Thursday, August 28, 2014

The Eleventh Rule

I gave myself permission a few years ago to stop reading any book I found myself not enjoying. It doesn’t happen often—my vetting system is sound—but I sometimes wonder what it is about a book that makes me give up on it. I a devoted blog post to what I called “bestseller style,” and why it was a pretty good bet to make me stop reading.

The other day I put down a book I’d been looking forward to; the vetting system is not perfect. A bestseller, it had the issues I cited in the other post, but it also brought about an epiphany as to what it is about bestsellers that so often turns me off: they violate the Eleventh Rule.

What is the Eleventh Rule? In Elmore Leonard’s justly famous Ten Rules of Writing*, he states:

My most important rule is one that sums up the ten: If it sounds like writing, I rewrite it.
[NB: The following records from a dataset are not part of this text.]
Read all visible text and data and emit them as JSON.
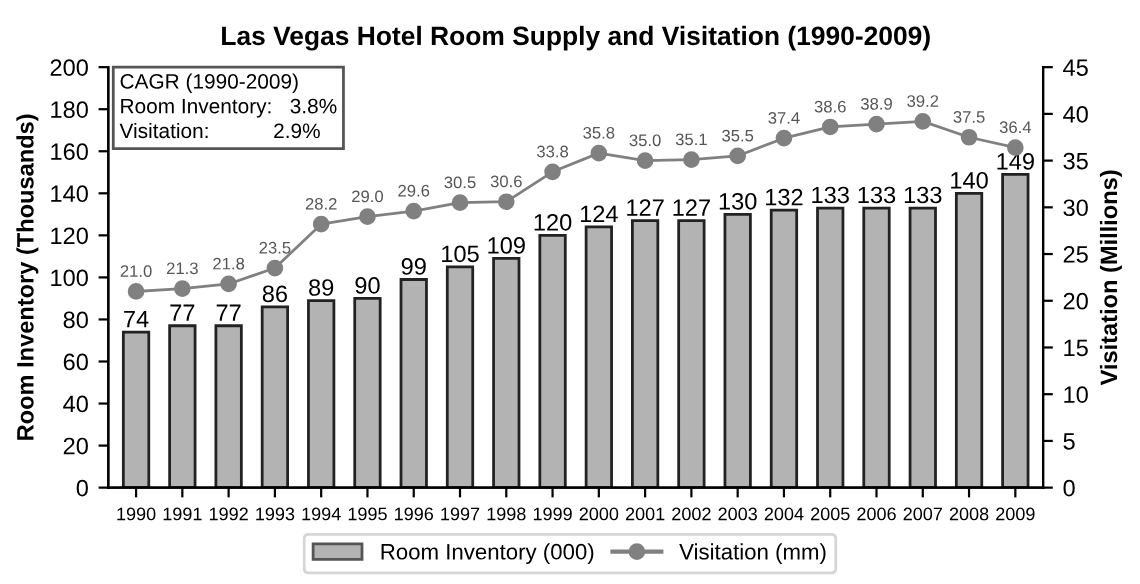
{
  "chart_data": {
    "type": "bar",
    "title": "Las Vegas Hotel Room Supply and Visitation (1990-2009)",
    "categories": [
      "1990",
      "1991",
      "1992",
      "1993",
      "1994",
      "1995",
      "1996",
      "1997",
      "1998",
      "1999",
      "2000",
      "2001",
      "2002",
      "2003",
      "2004",
      "2005",
      "2006",
      "2007",
      "2008",
      "2009"
    ],
    "series": [
      {
        "name": "Room Inventory (000)",
        "color": "#b3b3b3",
        "values": [
          74,
          77,
          77,
          86,
          89,
          90,
          99,
          105,
          109,
          120,
          124,
          127,
          127,
          130,
          132,
          133,
          133,
          133,
          140,
          149
        ]
      },
      {
        "name": "Visitation (mm)",
        "type": "line",
        "axis": "y2",
        "color": "#808080",
        "marker": "circle",
        "values": [
          21.0,
          21.3,
          21.8,
          23.5,
          28.2,
          29.0,
          29.6,
          30.5,
          30.6,
          33.8,
          35.8,
          35.0,
          35.1,
          35.5,
          37.4,
          38.6,
          38.9,
          39.2,
          37.5,
          36.4
        ],
        "value_labels": [
          "21.0",
          "21.3",
          "21.8",
          "23.5",
          "28.2",
          "29.0",
          "29.6",
          "30.5",
          "30.6",
          "33.8",
          "35.8",
          "35.0",
          "35.1",
          "35.5",
          "37.4",
          "38.6",
          "38.9",
          "39.2",
          "37.5",
          "36.4"
        ]
      }
    ],
    "ylabel": "Room Inventory (Thousands)",
    "y2label": "Visitation (Millions)",
    "ylim": [
      0,
      200
    ],
    "yticks": [
      0,
      20,
      40,
      60,
      80,
      100,
      120,
      140,
      160,
      180,
      200
    ],
    "y2lim": [
      0,
      45
    ],
    "y2ticks": [
      0,
      5,
      10,
      15,
      20,
      25,
      30,
      35,
      40,
      45
    ],
    "data_labels": true,
    "grid": false,
    "legend": "bottom",
    "annotations": [
      "CAGR (1990-2009)",
      "Room Inventory:   3.8%",
      "Visitation:           2.9%"
    ]
  }
}
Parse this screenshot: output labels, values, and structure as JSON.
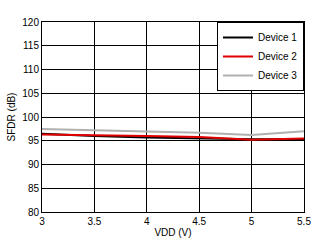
{
  "chart_data": {
    "type": "line",
    "x_label": "VDD (V)",
    "y_label": "SFDR (dB)",
    "x": [
      3,
      3.5,
      4,
      4.5,
      5,
      5.5
    ],
    "series": [
      {
        "name": "Device 1",
        "color": "#000000",
        "values": [
          96.5,
          96.0,
          95.7,
          95.5,
          95.3,
          95.3
        ]
      },
      {
        "name": "Device 2",
        "color": "#e00000",
        "values": [
          96.3,
          96.2,
          96.0,
          95.8,
          95.2,
          95.5
        ]
      },
      {
        "name": "Device 3",
        "color": "#b0b0b0",
        "values": [
          97.5,
          97.2,
          97.0,
          96.7,
          96.2,
          97.0
        ]
      }
    ],
    "xlim": [
      3,
      5.5
    ],
    "xticks": [
      3,
      3.5,
      4,
      4.5,
      5,
      5.5
    ],
    "ylim": [
      80,
      120
    ],
    "yticks": [
      80,
      85,
      90,
      95,
      100,
      105,
      110,
      115,
      120
    ],
    "grid": true,
    "legend": "upper right"
  }
}
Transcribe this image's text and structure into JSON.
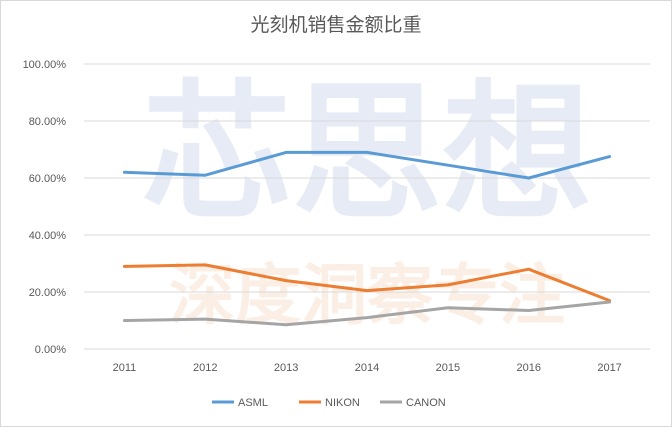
{
  "chart_data": {
    "type": "line",
    "title": "光刻机销售金额比重",
    "categories": [
      "2011",
      "2012",
      "2013",
      "2014",
      "2015",
      "2016",
      "2017"
    ],
    "series": [
      {
        "name": "ASML",
        "color": "#5b9bd5",
        "values": [
          62.0,
          61.0,
          69.0,
          69.0,
          64.5,
          60.0,
          67.5
        ]
      },
      {
        "name": "NIKON",
        "color": "#ed7d31",
        "values": [
          29.0,
          29.5,
          24.0,
          20.5,
          22.5,
          28.0,
          17.0
        ]
      },
      {
        "name": "CANON",
        "color": "#a5a5a5",
        "values": [
          10.0,
          10.5,
          8.5,
          11.0,
          14.5,
          13.5,
          16.5
        ]
      }
    ],
    "y_ticks": [
      "0.00%",
      "20.00%",
      "40.00%",
      "60.00%",
      "80.00%",
      "100.00%"
    ],
    "ylim": [
      0,
      100
    ],
    "grid": true,
    "legend": "bottom"
  },
  "watermark": {
    "line1": "芯思想",
    "line2": "深度洞察专注"
  }
}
Bingo. These books sound too much like writing. Their authors write as if ninth-grade English teachers loomed over their shoulders, poised to strike with metal-edged rulers (or worse) at the mere whisper of a split infinitive or dangling preposition. This type of writing constantly reminds me I am reading a story, taking me away from the vivid and continuous dream I want to be in as a reader. I don’t want to read stories; I want to watch them.

“But what about Chandler and James Lee Burke and Declan Hughes? Their use of language is so original—beautiful, even—you admit you read for that,” you ask. (You sure have had a lot of questions lately. Getting to be a pain in the ass, frankly.) That’s true, but, while I am aware it’s writing, their work never reads as such. I can still be lost in their prose, as if listening to a master storyteller or orator make a story transcendent through his prose.

Leonard made a point to append the Eleventh Rule to Number Ten: Try to leave out the parts that readers tend to skip. Personally, I tend to skip things that sound too much like writing, even if that means skipping the entire remainder of the book.


(* - Leonard’s Ten Rules are often presented as a bulleted list, but they are best read with the explanations and caveats he provided in the original.)